Theresa oyó los pasos que la seguían por la escalera enmoquetada y pidió al cielo que la cama estuviese hecha para poder darle las buenas noches y escapar rápidamente a su propia habitación.
Desgraciadamente, el sofá-cama ni siquiera estaba abierto, así que a Theresa no le quedó más remedio que cruzar el cuarto para comenzar con la tarea. Dejó a un lado los cojines, consciente de que Brian había encendido la lámpara y la habitación se había iluminado con una luz suave que la hizo perfectamente visible mientras sacaba el colchón plegado.
– Voy a buscar sábanas y mantas -explicó.
Luego se escabulló rápidamente al cuarto de la lavadora y bajó de un estante sábanas y mantas limpias. Brian había encendido la televisión en su ausencia, y en la pantalla podía verse una vieja película en blanco y negro. El volumen era sólo un murmullo cuando Theresa comenzó a hacer la cama y Brian se colocó en el lado opuesto del sofá para ayudarla.

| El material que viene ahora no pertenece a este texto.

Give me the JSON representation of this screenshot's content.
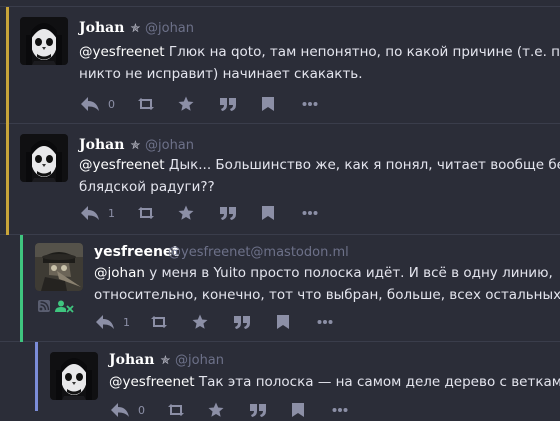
{
  "posts": [
    {
      "name": "Johan",
      "handle": "@johan",
      "mention": "@yesfreenet",
      "line1": " Глюк на qoto, там непонятно, по какой причине (т.е. пон",
      "line2": "никто не исправит) начинает скакакть.",
      "replies": "0",
      "bar_color": "#c8a43a",
      "avatar": "face-icon"
    },
    {
      "name": "Johan",
      "handle": "@johan",
      "mention": "@yesfreenet",
      "line1": " Дык... Большинство же, как я понял, читает вообще без",
      "line2": "блядской радуги??",
      "replies": "1",
      "bar_color": "#c8a43a",
      "avatar": "face-icon"
    },
    {
      "name": "yesfreenet",
      "handle": "@yesfreenet@mastodon.ml",
      "mention": "@johan",
      "line1": " у меня в Yuito просто полоска идёт. И всё в одну линию,",
      "line2": "относительно, конечно, тот что выбран, больше, всех остальных",
      "replies": "1",
      "bar_color": "#3fc57f",
      "avatar": "plague-doctor-icon"
    },
    {
      "name": "Johan",
      "handle": "@johan",
      "mention": "@yesfreenet",
      "line1": " Так эта полоска — на самом деле дерево с веткамі",
      "line2": "",
      "replies": "0",
      "bar_color": "#7b8cd8",
      "avatar": "face-icon"
    }
  ],
  "colors": {
    "background": "#2b2d38",
    "icon": "#8c8fa6",
    "text": "#e4e5ee",
    "handle": "#6d7189",
    "badge_green": "#3fc57f"
  }
}
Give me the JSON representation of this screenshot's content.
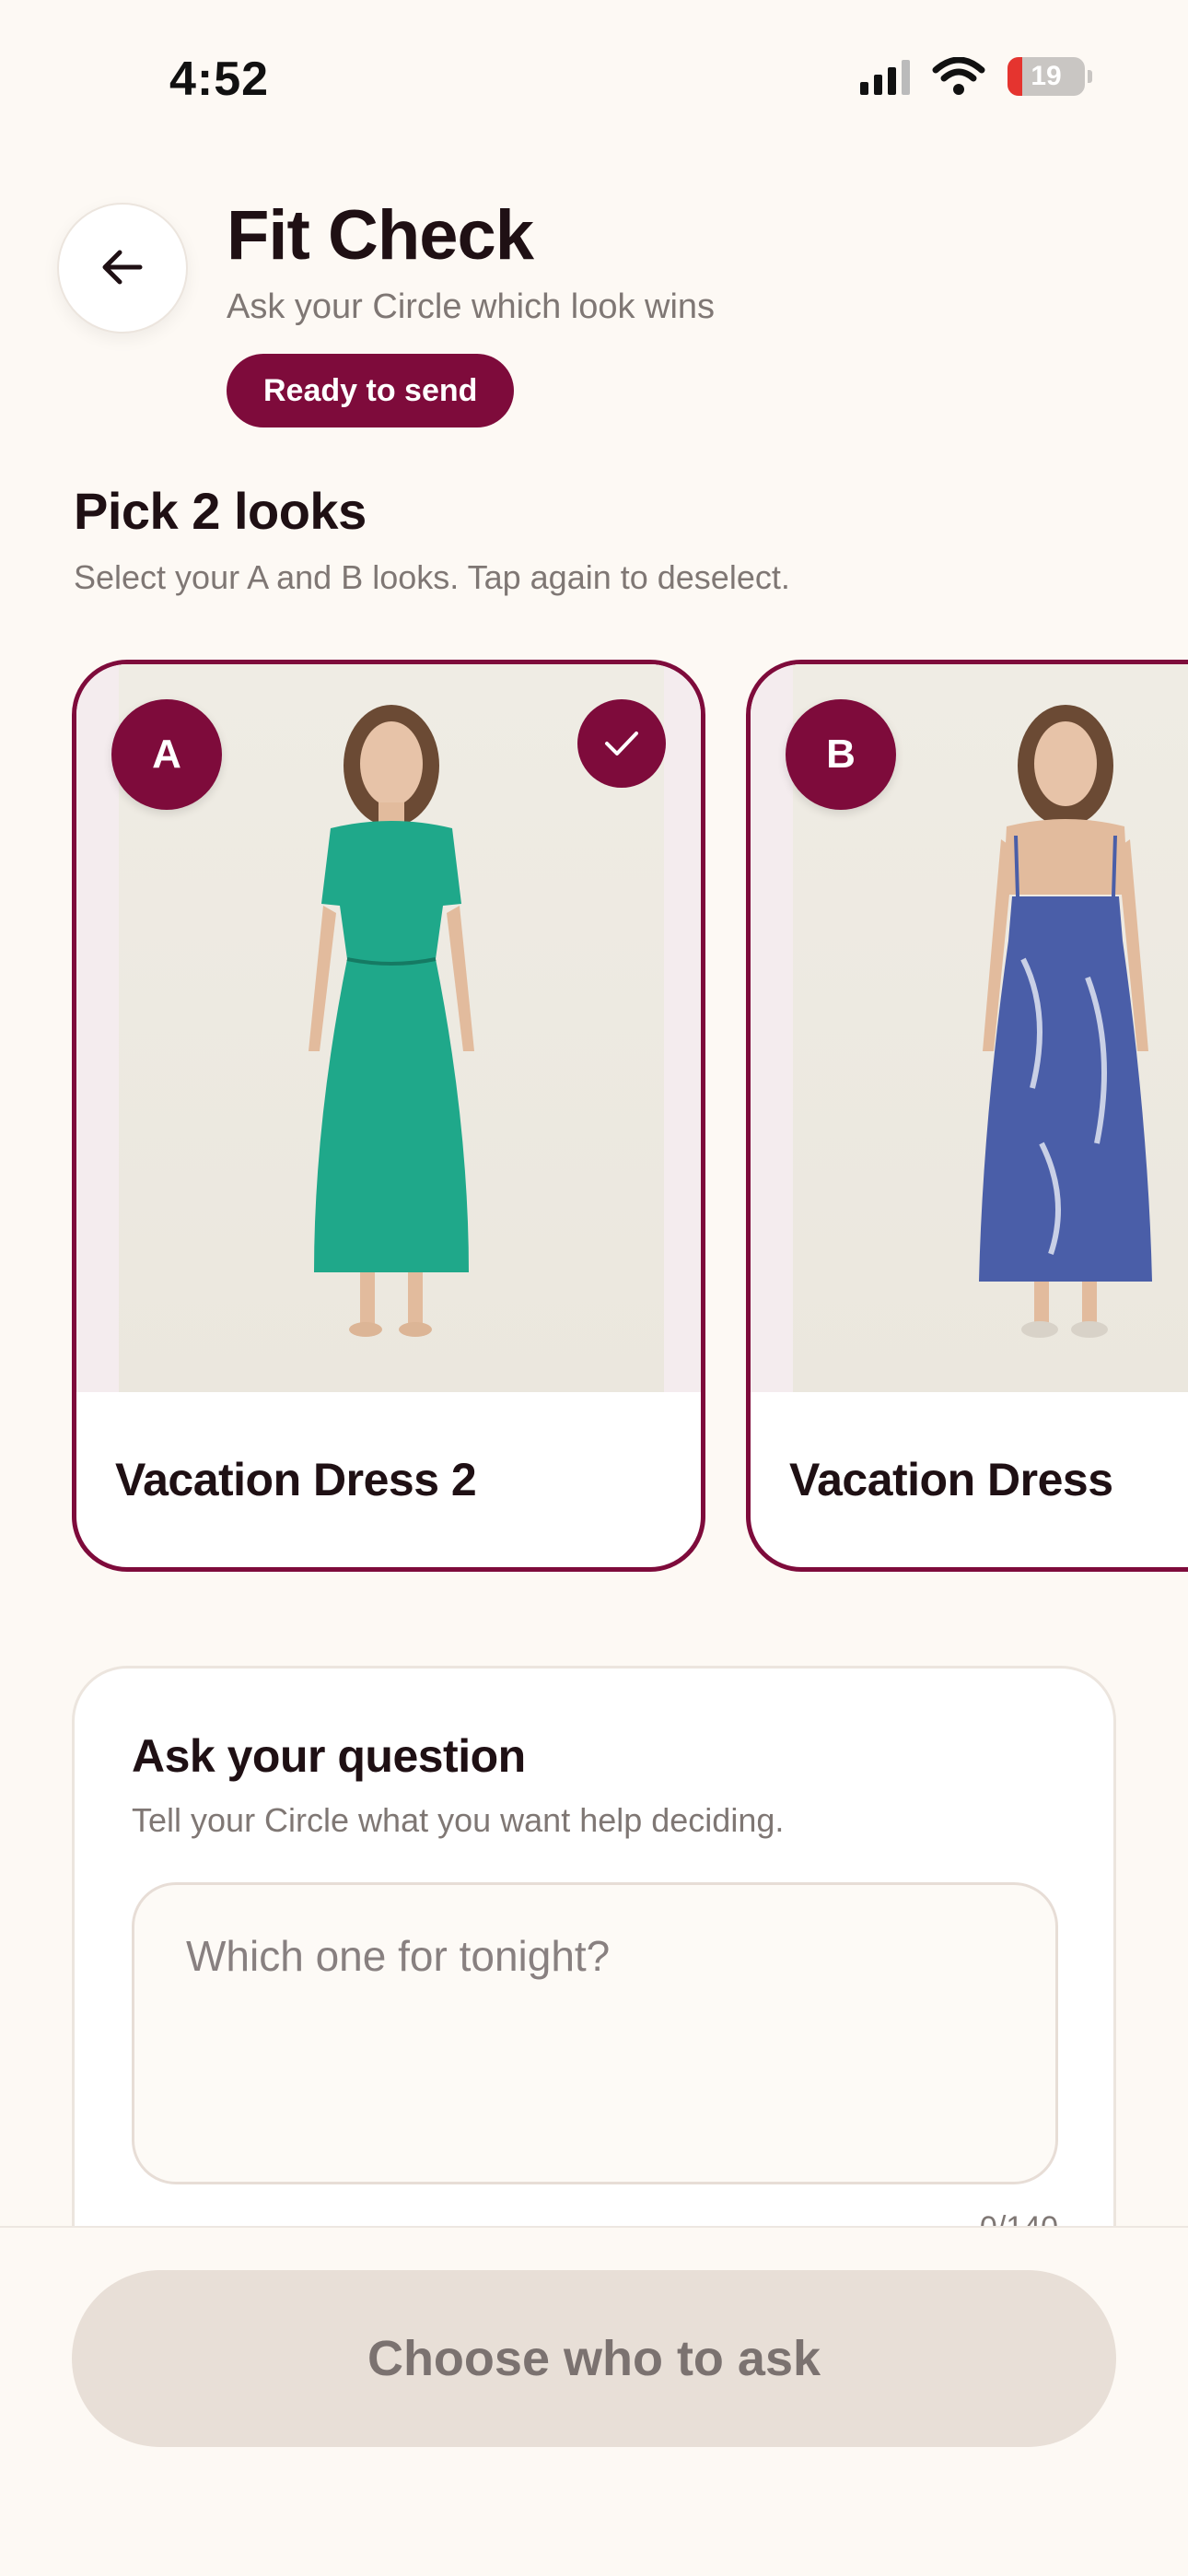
{
  "status_bar": {
    "time": "4:52",
    "battery_level": "19",
    "battery_color": "#e5342f"
  },
  "header": {
    "back_icon": "arrow-left-icon",
    "title": "Fit Check",
    "subtitle": "Ask your Circle which look wins",
    "badge": "Ready to send"
  },
  "picker": {
    "title": "Pick 2 looks",
    "hint": "Select your A and B looks. Tap again to deselect.",
    "looks": [
      {
        "letter": "A",
        "label": "Vacation Dress 2",
        "selected": true,
        "dress_color": "#1fa88a"
      },
      {
        "letter": "B",
        "label": "Vacation Dress",
        "selected": false,
        "dress_color": "#4a5ea8"
      }
    ]
  },
  "question": {
    "title": "Ask your question",
    "hint": "Tell your Circle what you want help deciding.",
    "placeholder": "Which one for tonight?",
    "value": "",
    "count": "0/140"
  },
  "cta": {
    "label": "Choose who to ask"
  },
  "colors": {
    "accent": "#7e0b3b",
    "background": "#fdf9f4",
    "disabled_button": "#e8dfd7"
  }
}
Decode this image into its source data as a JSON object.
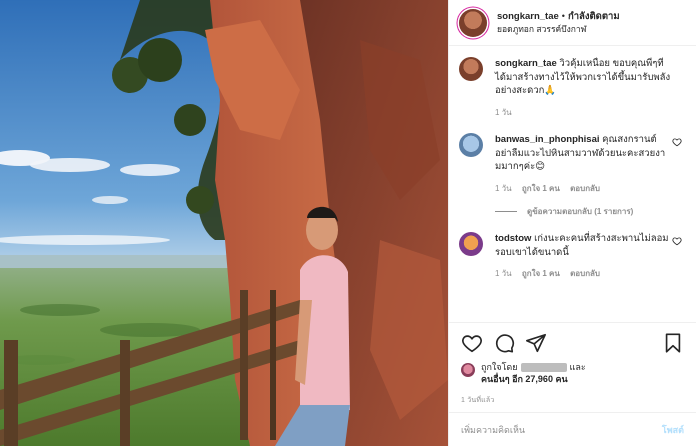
{
  "header": {
    "username": "songkarn_tae",
    "separator": "•",
    "follow_label": "กำลังติดตาม",
    "location": "ยอดภูทอก สวรรค์บึงกาฬ"
  },
  "caption": {
    "username": "songkarn_tae",
    "text": "วิวคุ้มเหนื่อย ขอบคุณพี่ๆที่ได้มาสร้างทางไว้ให้พวกเราได้ขึ้นมารับพลังอย่างสะดวก🙏",
    "time": "1 วัน"
  },
  "comments": [
    {
      "username": "banwas_in_phonphisai",
      "text": "คุณสงกรานต์อย่าลืมแวะไปหินสามวาฬด้วยนะคะสวยงามมากๆค่ะ😊",
      "time": "1 วัน",
      "likes": "ถูกใจ 1 คน",
      "reply_label": "ตอบกลับ",
      "view_replies": "ดูข้อความตอบกลับ (1 รายการ)"
    },
    {
      "username": "todstow",
      "text": "เก่งนะคะคนที่สร้างสะพานไม่ลอมรอบเขาได้ขนาดนี้",
      "time": "1 วัน",
      "likes": "ถูกใจ 1 คน",
      "reply_label": "ตอบกลับ"
    }
  ],
  "likes": {
    "prefix": "ถูกใจโดย",
    "and": "และ",
    "others": "คนอื่นๆ อีก 27,960 คน"
  },
  "post_date": "1 วันที่แล้ว",
  "add_comment": {
    "placeholder": "เพิ่มความคิดเห็น",
    "post_label": "โพสต์"
  },
  "icons": [
    "heart-icon",
    "comment-icon",
    "share-icon",
    "bookmark-icon",
    "heart-small-icon"
  ],
  "colors": {
    "follow_ring": "#d6249f",
    "muted": "#8e8e8e",
    "post_disabled": "#b2dffc"
  }
}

Sus largos dedos manejaban la sábana con la destreza de un soldado acostumbrado a tener su camastro en estado de revista. Una sábana voló en el espacio que los separaba, y sus miradas se encontraron sobre la misma, pero se desviaron a continuación. Las imágenes de la escena erótica de la película surgieron en la mente de Theresa cuando estaban remetiendo las sábanas. Las manos de Brian se movían con mucha más habilidad que las de ella, que no podía evitar que le temblaran.
– Está tan bien estirada que una moneda rebotaría sobre ella -afirmó Brian con tono aprobador.
Theresa levantó la vista y descubrió que Brian no estaba mirando la cama, sino a ella, y se preguntó qué estaría haciéndole aquel hombre. En la vida había sido tan sexualmente consciente de un hombre como entonces. Los hombres no le habían procurado nada excepto vergüenza e intimidación, y los había evitado. Pero así estaban las cosas, y no podía apartar la vista de los ojos verdes de Brian Scanlon, con la cama a medio hacer, preguntándose lo que sería hacer con él las cosas que había visto en la película.
«Las pelirrojas se ponen feas cuando se ruborizan», pensó Theresa.
– La otra sábana -le recordó Brian, y Theresa se volvió, confundida, para cogerla.
Cuando la cama estuvo hecha por fin, el corazón de Theresa daba saltos de campeonato. Pero todavía le quedaba una obligación como anfitriona.